Quel est l’intérêt de la novlangue – pour le pouvoir, cela s’entend. Être en guerre – que ce soit contre le Covid 19 ou en Ukraine – autorise des décrets et des mesures contraignantes, arbitraires, voire liberticides : état d’urgence, confinement, couvre-feu, attestation “de déplacement dérogatoire”, et fait taire toute discussion, toute dissension qui passera pour un acte de trahison. Et si vous n’avez pas compris, c’est la sanction, l’amende, le limogeage, la mise en examen, le procès. Les nouveaux idiomes ne marquent plus une connivence. Ce sont des slogans, càd des ordres. Quand Google m’écrit : “Luc‎, progressez chaque jour vers un avenir plus durable avec Google”, le message précise : “vous déplacer de manière plus écoresponsable – voyager de manière plus écoresponsable – vivre de manière plus écoresponsable”. Un message – auquel il est impossible de répondre, c’est no reply – qui me dit comment me chauffer, m’éclairer, me laver, comment voyager et en fin de compte, comment penser. À la radio, à la télévision, on vous martèle “de poser des éco-gestes, de prendre les transports en commun, de favoriser la marche ou le vélo”. Écogaz surveille votre consommation et vous menace de délestage si elle apparaît excessive.

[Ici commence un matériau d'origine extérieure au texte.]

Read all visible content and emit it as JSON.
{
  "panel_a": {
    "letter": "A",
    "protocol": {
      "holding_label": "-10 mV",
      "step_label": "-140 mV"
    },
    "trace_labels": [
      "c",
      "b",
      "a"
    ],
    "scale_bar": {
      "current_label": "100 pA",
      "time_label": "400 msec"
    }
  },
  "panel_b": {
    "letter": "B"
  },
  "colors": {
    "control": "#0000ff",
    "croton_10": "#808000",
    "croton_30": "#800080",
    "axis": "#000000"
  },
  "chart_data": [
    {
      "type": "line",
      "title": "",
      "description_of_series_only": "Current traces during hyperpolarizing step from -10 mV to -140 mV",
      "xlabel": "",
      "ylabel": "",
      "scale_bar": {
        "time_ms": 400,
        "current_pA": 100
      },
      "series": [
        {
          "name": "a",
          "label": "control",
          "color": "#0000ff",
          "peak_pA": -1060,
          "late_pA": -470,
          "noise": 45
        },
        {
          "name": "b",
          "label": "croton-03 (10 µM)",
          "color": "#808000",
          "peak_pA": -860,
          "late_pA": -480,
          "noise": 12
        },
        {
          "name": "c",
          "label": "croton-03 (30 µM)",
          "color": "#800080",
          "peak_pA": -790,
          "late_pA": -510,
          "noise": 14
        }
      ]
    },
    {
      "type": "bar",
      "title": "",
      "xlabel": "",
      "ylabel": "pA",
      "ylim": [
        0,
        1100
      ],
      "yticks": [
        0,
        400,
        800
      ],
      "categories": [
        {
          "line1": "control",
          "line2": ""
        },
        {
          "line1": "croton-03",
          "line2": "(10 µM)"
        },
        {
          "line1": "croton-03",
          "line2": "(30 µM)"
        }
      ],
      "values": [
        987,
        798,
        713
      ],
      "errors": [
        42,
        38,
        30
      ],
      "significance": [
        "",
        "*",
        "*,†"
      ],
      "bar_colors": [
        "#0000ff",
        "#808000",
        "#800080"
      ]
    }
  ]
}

Dans une conférence qu’il donna à NY, à l’Université Columbia, Umberto Eco énuméra les signes de ce qu’il appelle l’ur-fascisme. Il y cite la novlangue comme l’un de ses traits. Selon Eco, un lexique pauvre et une syntaxe élémentaire limitent en effet les instruments de raisonnement complexe et critique.

Il en est d’autres symptômes, hélas, et le plus frappant est la méconnaissance de l’Histoire, le populisme, qui s’étale sur internet et la télévision, et le mépris du parlement. Mais le plus répandu, c’est l’omniprésence du “portable”, sorte de bracelet électronique qui assure à la fois l’endoctrinement continu et le profil de ses utilisateurs.